Katherine Forrest: Yes, chef.
Anna Gressel: So say she has eight bakers and each baker specializes in a different thing. One baker is the fluffiness of the bread, another is the healthfulness, another is taste. So for each order, only a few of the bakers are going to be used at a time, but all of them might be used for the full order.
Katherine Forrest: All right, so if I understand it correctly, Chef, a key value add of a Mixture-of-Experts model is that you have a whole bunch of these little experts inside the model that together can handle anything. But for a particular task, only a subset of them have to be activated, like a sous chef.
Anna Gressel: Yep, that’s right.
Katherine Forrest: Okay, so what’s the point? The point is that if you’re only using a few of the experts to answer a question, you’re limiting where the model has to go to look for the answer. So let me give you an example. Let’s say you want a fluffy loaf of bread with a lot of butter. So you’re looking for that recipe. What may occur is the model then is using a mixture of experts about fluffiness and about butteriness, and they may not be knocking on the door of the healthfulness part of the expert group. And so it’s knocking on fewer doors and therefore saving some compute.

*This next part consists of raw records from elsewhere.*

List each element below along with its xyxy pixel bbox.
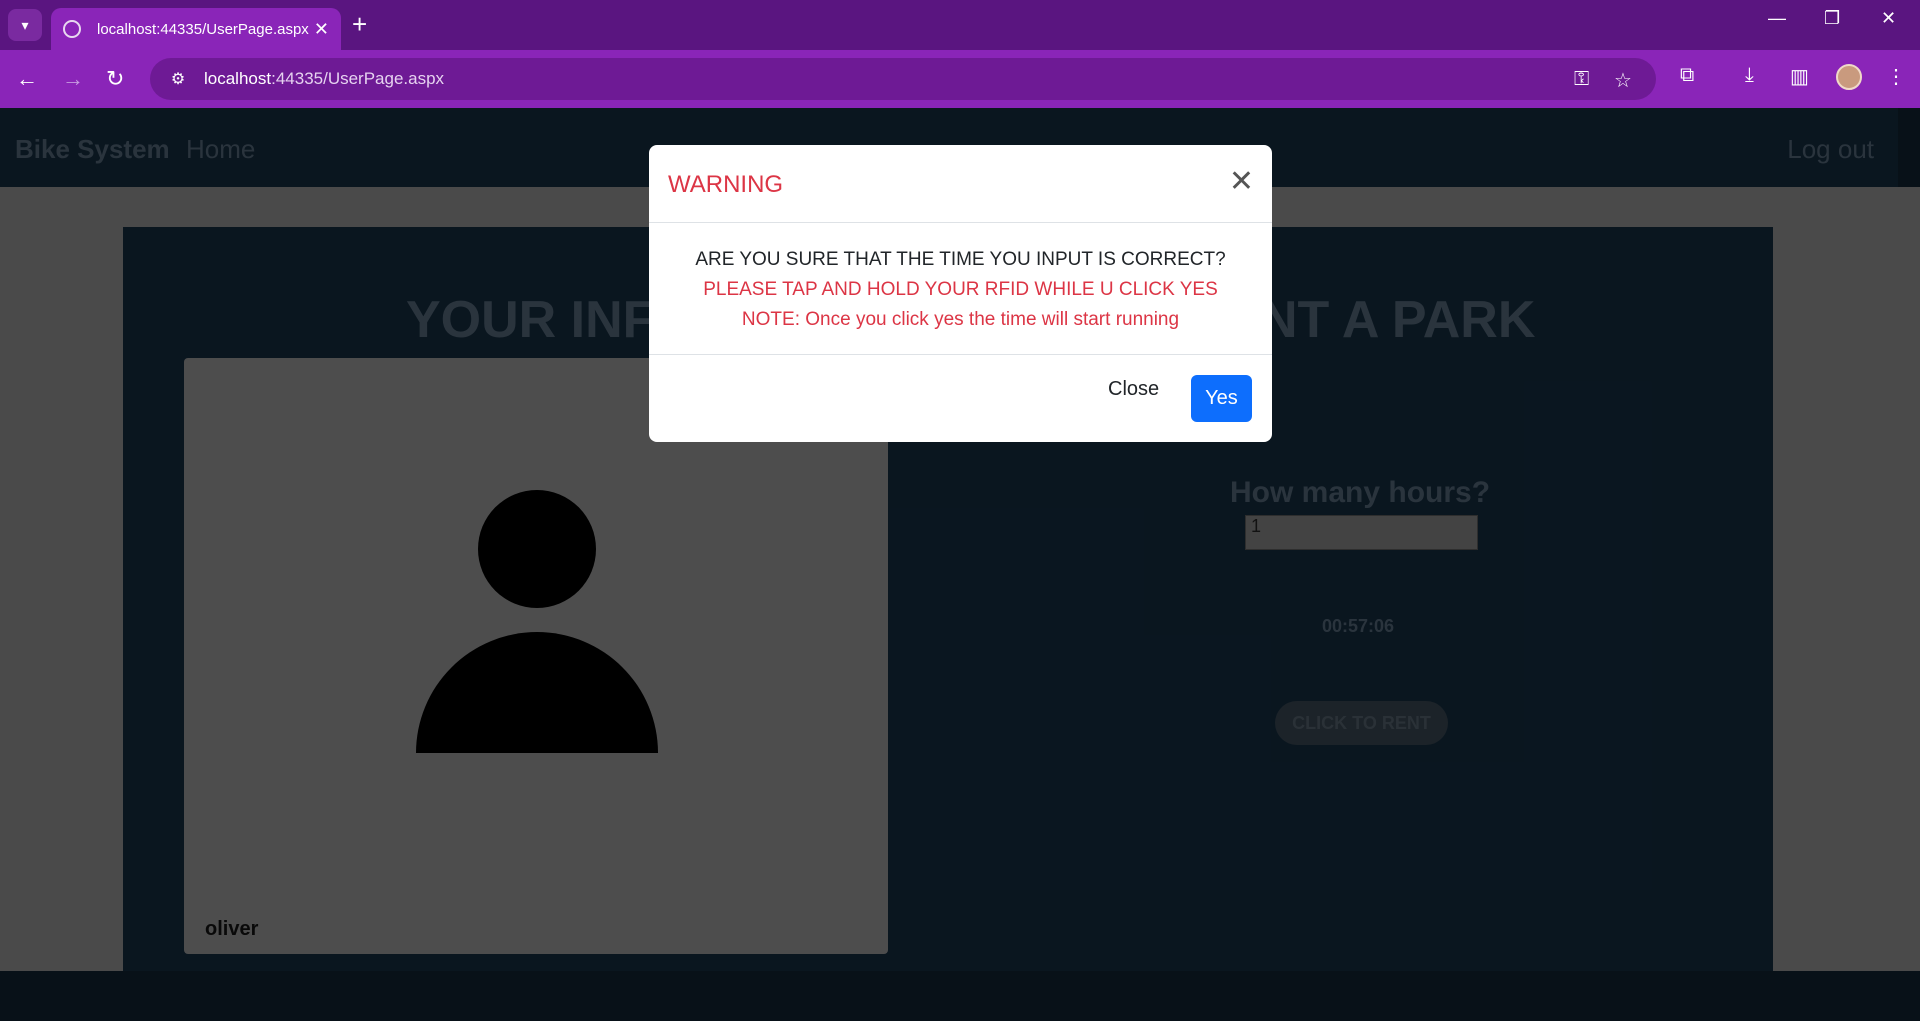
tab-close-icon[interactable]: ✕ — [314, 19, 329, 40]
extensions-icon[interactable]: ⧉ — [1680, 64, 1694, 87]
reload-icon[interactable]: ↻ — [106, 66, 124, 92]
globe-icon — [63, 20, 81, 38]
menu-kebab-icon[interactable]: ⋮ — [1886, 64, 1906, 89]
modal-close-button[interactable]: Close — [1108, 378, 1159, 401]
browser-tab-bar: ▾ localhost:44335/UserPage.aspx ✕ + — ❐ … — [0, 0, 1920, 50]
tab-search-chevron-icon[interactable]: ▾ — [8, 9, 42, 41]
key-icon[interactable]: ⚿ — [1574, 68, 1589, 91]
new-tab-plus-icon[interactable]: + — [352, 10, 367, 38]
address-bar[interactable]: ⚙ localhost:44335/UserPage.aspx ⚿ ☆ — [150, 58, 1656, 100]
modal-question: ARE YOU SURE THAT THE TIME YOU INPUT IS … — [695, 249, 1226, 270]
close-icon[interactable]: ✕ — [1229, 167, 1254, 197]
modal-yes-button[interactable]: Yes — [1191, 375, 1252, 422]
back-arrow-icon[interactable]: ← — [16, 66, 38, 92]
warning-modal: WARNING ✕ ARE YOU SURE THAT THE TIME YOU… — [649, 145, 1272, 442]
minimize-icon[interactable]: — — [1768, 8, 1786, 29]
modal-body: ARE YOU SURE THAT THE TIME YOU INPUT IS … — [649, 223, 1272, 355]
browser-toolbar: ← → ↻ ⚙ localhost:44335/UserPage.aspx ⚿ … — [0, 50, 1920, 108]
bookmark-star-icon[interactable]: ☆ — [1614, 68, 1632, 93]
tab-title: localhost:44335/UserPage.aspx — [97, 20, 309, 38]
modal-header: WARNING ✕ — [649, 145, 1272, 223]
side-panel-icon[interactable]: ▥ — [1790, 64, 1809, 89]
browser-tab-active[interactable]: localhost:44335/UserPage.aspx ✕ — [51, 8, 341, 50]
restore-icon[interactable]: ❐ — [1824, 8, 1840, 29]
site-info-icon[interactable]: ⚙ — [164, 65, 192, 93]
download-icon[interactable]: ⤓ — [1745, 64, 1754, 87]
modal-note: NOTE: Once you click yes the time will s… — [741, 309, 1180, 330]
forward-arrow-icon[interactable]: → — [62, 66, 84, 92]
window-close-icon[interactable]: ✕ — [1881, 8, 1896, 29]
profile-avatar[interactable] — [1836, 64, 1862, 90]
modal-title: WARNING — [668, 171, 784, 198]
address-url: localhost:44335/UserPage.aspx — [204, 69, 445, 88]
modal-rfid-instruction: PLEASE TAP AND HOLD YOUR RFID WHILE U CL… — [703, 279, 1218, 300]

So in the Mixture-of-Experts models, you effectively have a head chef that’s really good at dividing labor and picking which sous chefs to call on.
All right, folks, so that’s mixture of experts at a high level. And I want to leave our listeners with a couple of papers that they may or may not want to look at. I think they’re really interesting. First is one called “A Closer Look into Mixture-of-Experts in Large Language Models” with Ka Man Lo as the first author, dated 26 June, 2024, and also a paper by Mistral, which is actually called “Mixtral of Experts.” Both of these papers are terrific explanations of this Mixture of Experts concept that we’ve been talking about today.
So that’s all we’ve got time for. I’m Katherine Forrest.
Anna Gressel: And I’m Anna Gressel.
Katherine Forrest: All right everybody, listen to our podcast. You heard it here.